Хотела выкрикнуть: "Куда вас черти несут?!" А сказалось: "Господи!"
- Мы только на минуточку, - сказала Аня. - Я только вздохну театром. А где ваши гастролируют?
- В Свердловске были. Теперь все поразъехались в отпуск. А я ведь ваша поклонница, Аня. Знаете, мы все, театральные, на вас большие надежды возлагаем. - Оживало, окрашивалось увядшее лицо. Наверное, эта старая и усыхающая женщина когда-то мечтала, а может быть, даже и была актрисой. Из тех, совсем крошечных (не случился талант), но беззаветно преданных театру.
- Спасибо, милая, спасибо.
- Не к нам ли вздумали в труппу вступить? Вот бы была радость!
- Я верна своему театру. Это в хоккее, вот у них, - Аня кивнула на стоявшего за спиной Геннадия, - принято перебегать из команды в команду. Впрочем, я бы, пожалуй, не отказалась сыграть тут у вас в какой-нибудь драме, даже трагедии. Вот для них, - она снова кивнула на Геннадия, - для здешних жителей, из этих тут ваших переулков. У меня здесь друзья живут.
- Думаю, не проблема, - сказала вахтерша. - Только намекните, и вас тут же пригласят. Хоть в "Родственников", хоть в "Ящерицу". Ни Козлитина, ни Якунина против вас ни в коем случае не станут возражать. Вы у нас душка, мы вас все любим. Вся театральная Москва. Верите?
- Спасибо, родная. А что, и сыграю. Даже не в драме, а в трагедии. Мечтаю сыграть в трагедии. Выкричать себя! А то все в пьесах-пряниках играю. И сама там - пряник.
- Вы сможете, вы всё сможете. Лунина! Анна Лунина! О, о вас уже говорят! Серьезные ценители! Свои приняли. А это не просто, не легко.
- Спасибо, родная, за добрые слова. Вы наша, вы в театр еще девчонкой пришли, угадала?
- Конечно. И уж до последнего вздоха. Как вам хороши эти розы. Цветов должно быть либо один-два, либо целое море. Так же и со слезами нашими, бабьими. Либо две слезинки, либо уж потоки слез. Вы что загрустили? Вам ли грустить?
- Замерзла вдруг.
- Это из нашего подвала повеяло холодком. В жару даже хорошо. Хотите в зал заглянуть, прикинуть, что да как? У нас зал располагающий. И акустика чудо. Ведь тут сам Плятт начинал, Ростислав Янович. Местечко не без традиций. Подвал? А что - подвал? Самое лучшее на театре начиналось в подвалах, в сараях даже. Станиславский-то, в миру Алексеев, где он начинал? Именно что в сарае. Я верю, я еще буду здесь продавать афишки, в которых птичкой будет обозначено, что сегодня играет Анна Лунина. Сбудется? Обещаете? Заглавная роль в великой трагедии! Даете слово?!

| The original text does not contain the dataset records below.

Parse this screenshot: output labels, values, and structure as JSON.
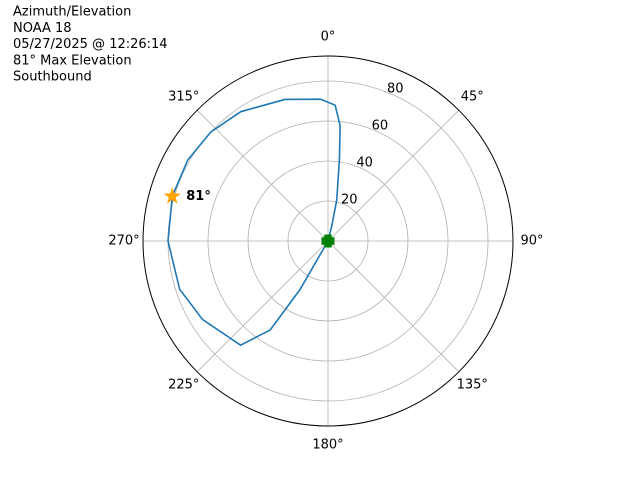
{
  "chart_data": {
    "type": "polar-line",
    "title_lines": [
      "Azimuth/Elevation",
      "NOAA 18",
      "05/27/2025 @ 12:26:14",
      "81° Max Elevation",
      "Southbound"
    ],
    "x": [
      15,
      14,
      12,
      8,
      6,
      3,
      357,
      343,
      326,
      313,
      300,
      286,
      270,
      252,
      238,
      220,
      213,
      210,
      210,
      210
    ],
    "values": [
      0,
      8,
      21,
      41,
      58,
      68,
      71,
      74,
      78,
      80,
      81,
      81,
      80,
      78,
      74,
      68,
      53,
      28,
      8,
      0
    ],
    "color": "#1f77b4",
    "start_color": "#008000",
    "max_point": {
      "azimuth": 286,
      "r": 81,
      "label": "81°",
      "color": "#ffa500"
    },
    "theta_zero": "N",
    "theta_direction": "clockwise",
    "xticks": [
      {
        "value": 0,
        "label": "0°"
      },
      {
        "value": 45,
        "label": "45°"
      },
      {
        "value": 90,
        "label": "90°"
      },
      {
        "value": 135,
        "label": "135°"
      },
      {
        "value": 180,
        "label": "180°"
      },
      {
        "value": 225,
        "label": "225°"
      },
      {
        "value": 270,
        "label": "270°"
      },
      {
        "value": 315,
        "label": "315°"
      }
    ],
    "ylim": [
      0,
      92.5
    ],
    "yticks": [
      20,
      40,
      60,
      80
    ],
    "grid": true
  }
}
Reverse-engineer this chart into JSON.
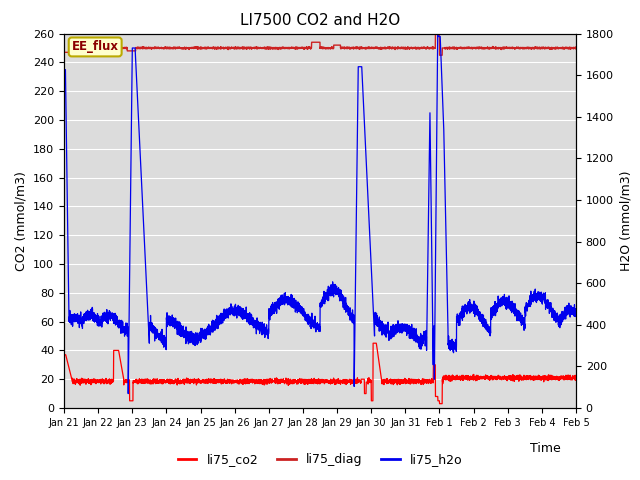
{
  "title": "LI7500 CO2 and H2O",
  "xlabel": "Time",
  "ylabel_left": "CO2 (mmol/m3)",
  "ylabel_right": "H2O (mmol/m3)",
  "ylim_left": [
    0,
    260
  ],
  "ylim_right": [
    0,
    1800
  ],
  "yticks_left": [
    0,
    20,
    40,
    60,
    80,
    100,
    120,
    140,
    160,
    180,
    200,
    220,
    240,
    260
  ],
  "yticks_right": [
    0,
    200,
    400,
    600,
    800,
    1000,
    1200,
    1400,
    1600,
    1800
  ],
  "xlim": [
    0,
    15
  ],
  "xtick_labels": [
    "Jan 21",
    "Jan 22",
    "Jan 23",
    "Jan 24",
    "Jan 25",
    "Jan 26",
    "Jan 27",
    "Jan 28",
    "Jan 29",
    "Jan 30",
    "Jan 31",
    "Feb 1",
    "Feb 2",
    "Feb 3",
    "Feb 4",
    "Feb 5"
  ],
  "color_co2": "#ff0000",
  "color_diag": "#cc2222",
  "color_h2o": "#0000ee",
  "bg_color": "#dcdcdc",
  "grid_color": "#ffffff",
  "annotation_text": "EE_flux",
  "annotation_bg": "#ffffcc",
  "annotation_border": "#bbaa00",
  "legend_labels": [
    "li75_co2",
    "li75_diag",
    "li75_h2o"
  ]
}
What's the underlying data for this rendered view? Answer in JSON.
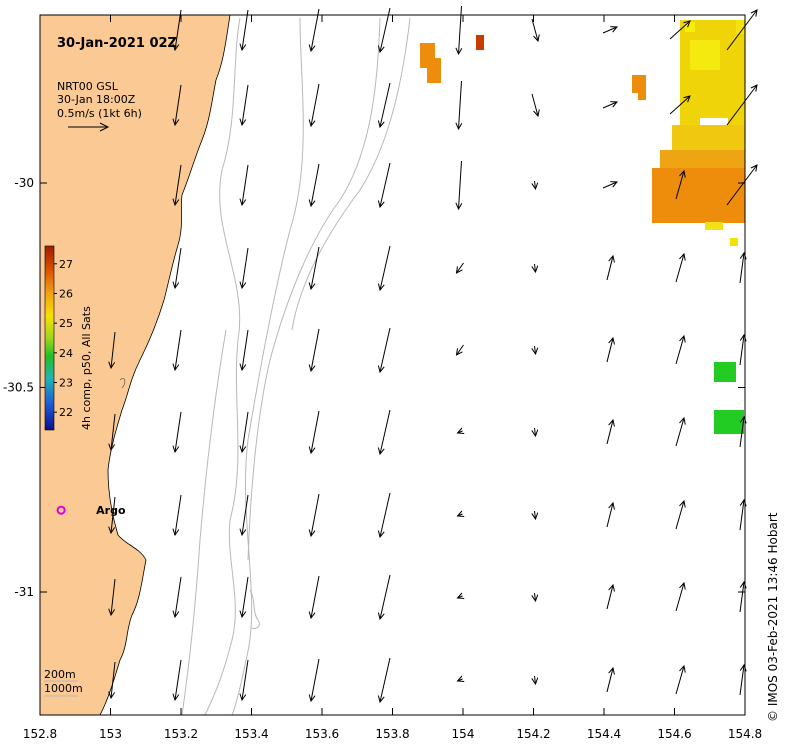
{
  "title": "30-Jan-2021 02Z",
  "legend": {
    "product": "NRT00 GSL",
    "time": "30-Jan 18:00Z",
    "scale": "0.5m/s (1kt 6h)"
  },
  "colorbar": {
    "label": "4h comp, p50, All Sats",
    "ticks": [
      "27",
      "26",
      "25",
      "24",
      "23",
      "22"
    ],
    "values": [
      27,
      26,
      25,
      24,
      23,
      22
    ]
  },
  "argo": {
    "label": "Argo",
    "lon": 152.86,
    "lat": -30.8
  },
  "depth_labels": [
    "200m",
    "1000m"
  ],
  "credit": "© IMOS 03-Feb-2021 13:46 Hobart",
  "x_axis": {
    "ticks": [
      "152.8",
      "153",
      "153.2",
      "153.4",
      "153.6",
      "153.8",
      "154",
      "154.2",
      "154.4",
      "154.6",
      "154.8"
    ],
    "values": [
      152.8,
      153.0,
      153.2,
      153.4,
      153.6,
      153.8,
      154.0,
      154.2,
      154.4,
      154.6,
      154.8
    ]
  },
  "y_axis": {
    "ticks": [
      "-30",
      "-30.5",
      "-31"
    ],
    "values": [
      -30.0,
      -30.5,
      -31.0
    ]
  },
  "colors": {
    "land": "#fbc993",
    "bathymetry": "#b8b8b8",
    "argo": "#e000e0",
    "sst_orange": "#ee8c0c",
    "sst_yellow": "#f2e400",
    "sst_green": "#22cc22",
    "sst_red": "#c83c00"
  }
}
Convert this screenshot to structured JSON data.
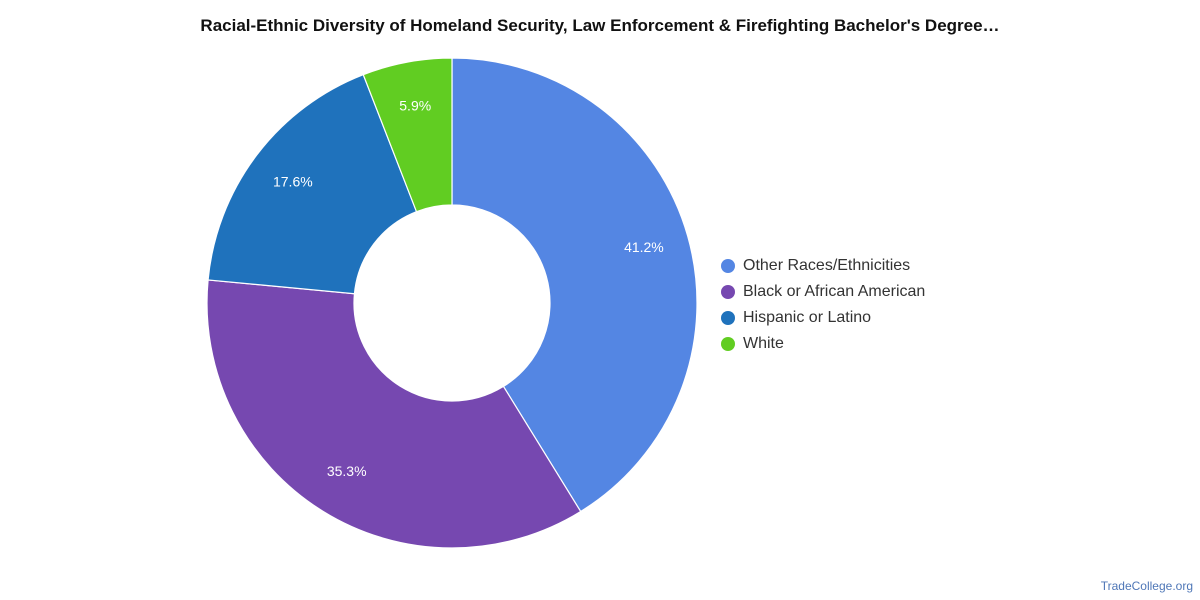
{
  "chart_data": {
    "type": "pie",
    "title": "Racial-Ethnic Diversity of Homeland Security, Law Enforcement & Firefighting Bachelor's Degree…",
    "donut": true,
    "legend_position": "right",
    "slices": [
      {
        "label": "Other Races/Ethnicities",
        "value": 41.2,
        "display": "41.2%",
        "color": "#5486e3"
      },
      {
        "label": "Black or African American",
        "value": 35.3,
        "display": "35.3%",
        "color": "#7648b0"
      },
      {
        "label": "Hispanic or Latino",
        "value": 17.6,
        "display": "17.6%",
        "color": "#1f72bc"
      },
      {
        "label": "White",
        "value": 5.9,
        "display": "5.9%",
        "color": "#61cd22"
      }
    ]
  },
  "source": "TradeCollege.org"
}
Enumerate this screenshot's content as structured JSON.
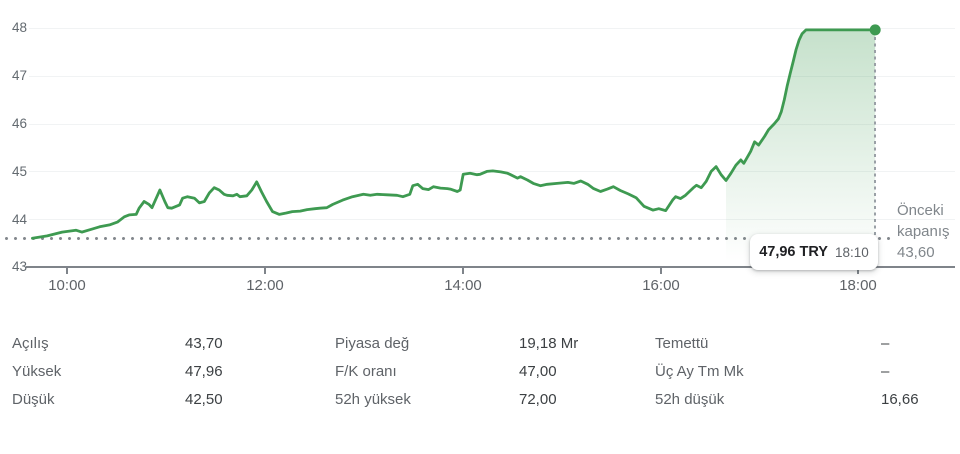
{
  "chart_data": {
    "type": "line",
    "title": "Intraday stock price",
    "ylim": [
      43,
      48
    ],
    "y_ticks": [
      "48",
      "47",
      "46",
      "45",
      "44",
      "43"
    ],
    "x_ticks": [
      "10:00",
      "12:00",
      "14:00",
      "16:00",
      "18:00"
    ],
    "x_tick_hours": [
      10,
      12,
      14,
      16,
      18
    ],
    "grid": true,
    "line_color": "#3e9a51",
    "previous_close": {
      "label": [
        "Önceki",
        "kapanış"
      ],
      "value_label": "43,60",
      "value": 43.6
    },
    "tooltip": {
      "price": "47,96 TRY",
      "time": "18:10"
    },
    "marker": {
      "t": 18.18,
      "v": 47.96
    },
    "area_start_t": 16.67,
    "series": [
      {
        "name": "price",
        "points": [
          [
            9.65,
            43.6
          ],
          [
            9.8,
            43.65
          ],
          [
            9.95,
            43.73
          ],
          [
            10.09,
            43.77
          ],
          [
            10.15,
            43.73
          ],
          [
            10.25,
            43.79
          ],
          [
            10.33,
            43.84
          ],
          [
            10.43,
            43.88
          ],
          [
            10.51,
            43.94
          ],
          [
            10.58,
            44.05
          ],
          [
            10.63,
            44.09
          ],
          [
            10.7,
            44.1
          ],
          [
            10.73,
            44.23
          ],
          [
            10.78,
            44.37
          ],
          [
            10.83,
            44.31
          ],
          [
            10.86,
            44.24
          ],
          [
            10.91,
            44.47
          ],
          [
            10.94,
            44.61
          ],
          [
            10.99,
            44.37
          ],
          [
            11.02,
            44.24
          ],
          [
            11.06,
            44.23
          ],
          [
            11.14,
            44.3
          ],
          [
            11.17,
            44.44
          ],
          [
            11.22,
            44.47
          ],
          [
            11.29,
            44.44
          ],
          [
            11.34,
            44.34
          ],
          [
            11.39,
            44.37
          ],
          [
            11.44,
            44.55
          ],
          [
            11.49,
            44.66
          ],
          [
            11.54,
            44.61
          ],
          [
            11.59,
            44.52
          ],
          [
            11.62,
            44.5
          ],
          [
            11.68,
            44.49
          ],
          [
            11.72,
            44.52
          ],
          [
            11.75,
            44.47
          ],
          [
            11.82,
            44.49
          ],
          [
            11.87,
            44.61
          ],
          [
            11.92,
            44.78
          ],
          [
            11.97,
            44.57
          ],
          [
            12.02,
            44.37
          ],
          [
            12.08,
            44.16
          ],
          [
            12.15,
            44.1
          ],
          [
            12.22,
            44.13
          ],
          [
            12.28,
            44.16
          ],
          [
            12.36,
            44.17
          ],
          [
            12.43,
            44.2
          ],
          [
            12.51,
            44.22
          ],
          [
            12.56,
            44.23
          ],
          [
            12.63,
            44.24
          ],
          [
            12.69,
            44.31
          ],
          [
            12.79,
            44.4
          ],
          [
            12.89,
            44.47
          ],
          [
            13.0,
            44.52
          ],
          [
            13.07,
            44.5
          ],
          [
            13.14,
            44.52
          ],
          [
            13.24,
            44.51
          ],
          [
            13.34,
            44.5
          ],
          [
            13.4,
            44.47
          ],
          [
            13.47,
            44.52
          ],
          [
            13.5,
            44.7
          ],
          [
            13.55,
            44.73
          ],
          [
            13.6,
            44.64
          ],
          [
            13.66,
            44.62
          ],
          [
            13.71,
            44.68
          ],
          [
            13.78,
            44.65
          ],
          [
            13.85,
            44.64
          ],
          [
            13.88,
            44.63
          ],
          [
            13.95,
            44.58
          ],
          [
            13.98,
            44.61
          ],
          [
            14.01,
            44.94
          ],
          [
            14.08,
            44.96
          ],
          [
            14.15,
            44.93
          ],
          [
            14.18,
            44.94
          ],
          [
            14.25,
            45.0
          ],
          [
            14.31,
            45.01
          ],
          [
            14.39,
            44.99
          ],
          [
            14.46,
            44.96
          ],
          [
            14.49,
            44.93
          ],
          [
            14.56,
            44.86
          ],
          [
            14.59,
            44.89
          ],
          [
            14.66,
            44.82
          ],
          [
            14.72,
            44.75
          ],
          [
            14.79,
            44.7
          ],
          [
            14.86,
            44.73
          ],
          [
            14.96,
            44.75
          ],
          [
            15.07,
            44.77
          ],
          [
            15.13,
            44.75
          ],
          [
            15.2,
            44.8
          ],
          [
            15.27,
            44.73
          ],
          [
            15.33,
            44.64
          ],
          [
            15.4,
            44.58
          ],
          [
            15.47,
            44.63
          ],
          [
            15.53,
            44.68
          ],
          [
            15.6,
            44.6
          ],
          [
            15.68,
            44.53
          ],
          [
            15.76,
            44.45
          ],
          [
            15.84,
            44.27
          ],
          [
            15.93,
            44.19
          ],
          [
            15.99,
            44.22
          ],
          [
            16.06,
            44.18
          ],
          [
            16.13,
            44.4
          ],
          [
            16.16,
            44.47
          ],
          [
            16.21,
            44.43
          ],
          [
            16.26,
            44.5
          ],
          [
            16.34,
            44.66
          ],
          [
            16.37,
            44.71
          ],
          [
            16.42,
            44.66
          ],
          [
            16.47,
            44.79
          ],
          [
            16.52,
            45.0
          ],
          [
            16.57,
            45.1
          ],
          [
            16.62,
            44.93
          ],
          [
            16.67,
            44.81
          ],
          [
            16.72,
            44.96
          ],
          [
            16.77,
            45.13
          ],
          [
            16.82,
            45.24
          ],
          [
            16.85,
            45.17
          ],
          [
            16.89,
            45.31
          ],
          [
            16.92,
            45.42
          ],
          [
            16.96,
            45.62
          ],
          [
            17.0,
            45.55
          ],
          [
            17.06,
            45.73
          ],
          [
            17.1,
            45.87
          ],
          [
            17.16,
            46.0
          ],
          [
            17.2,
            46.1
          ],
          [
            17.23,
            46.25
          ],
          [
            17.26,
            46.5
          ],
          [
            17.29,
            46.8
          ],
          [
            17.32,
            47.05
          ],
          [
            17.35,
            47.3
          ],
          [
            17.38,
            47.55
          ],
          [
            17.41,
            47.75
          ],
          [
            17.44,
            47.88
          ],
          [
            17.48,
            47.96
          ],
          [
            17.6,
            47.96
          ],
          [
            17.75,
            47.96
          ],
          [
            17.9,
            47.96
          ],
          [
            18.05,
            47.96
          ],
          [
            18.18,
            47.96
          ]
        ]
      }
    ]
  },
  "stats": {
    "columns": [
      {
        "rows": [
          {
            "label": "Açılış",
            "value": "43,70"
          },
          {
            "label": "Yüksek",
            "value": "47,96"
          },
          {
            "label": "Düşük",
            "value": "42,50"
          }
        ]
      },
      {
        "rows": [
          {
            "label": "Piyasa değ",
            "value": "19,18 Mr"
          },
          {
            "label": "F/K oranı",
            "value": "47,00"
          },
          {
            "label": "52h yüksek",
            "value": "72,00"
          }
        ]
      },
      {
        "rows": [
          {
            "label": "Temettü",
            "value": "–"
          },
          {
            "label": "Üç Ay Tm Mk",
            "value": "–"
          },
          {
            "label": "52h düşük",
            "value": "16,66"
          }
        ]
      }
    ]
  }
}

- Даю! - Актриса клялась актрисе, удачливая, взысканная - совсем почти никакой. Но в главном, в любви своей, в преданности своей, они были ровней. И сейчас не шутили. Серьезный случился разговор.
Снова вышли на зной улицы, поднялись быстро к Сретенке, а там мимо аптеки - за угол, мимо затем столь необходимых порой букв "Ж" и "М" на утлых дверях, мимо входа в восемнадцатое отделение милиции, на пороге которого скучал все тот же улыбчивый старший лейтенант - нет ему роздыха, решил, видно, за всех коллег передежурить! - и вот и тополь этот вековой, вот и домик заветный. Прошли весь этот короткий путь без единого слова, в свои уйдя заботы, тревоги. Только со старшим лейтенантом, поравнявшись, перемолвился Геннадий.
- Вот, - сказал, - такие дела.
- Понял, ну, ну, - отозвался старший лейтенант, благожелательно улыбнувшись.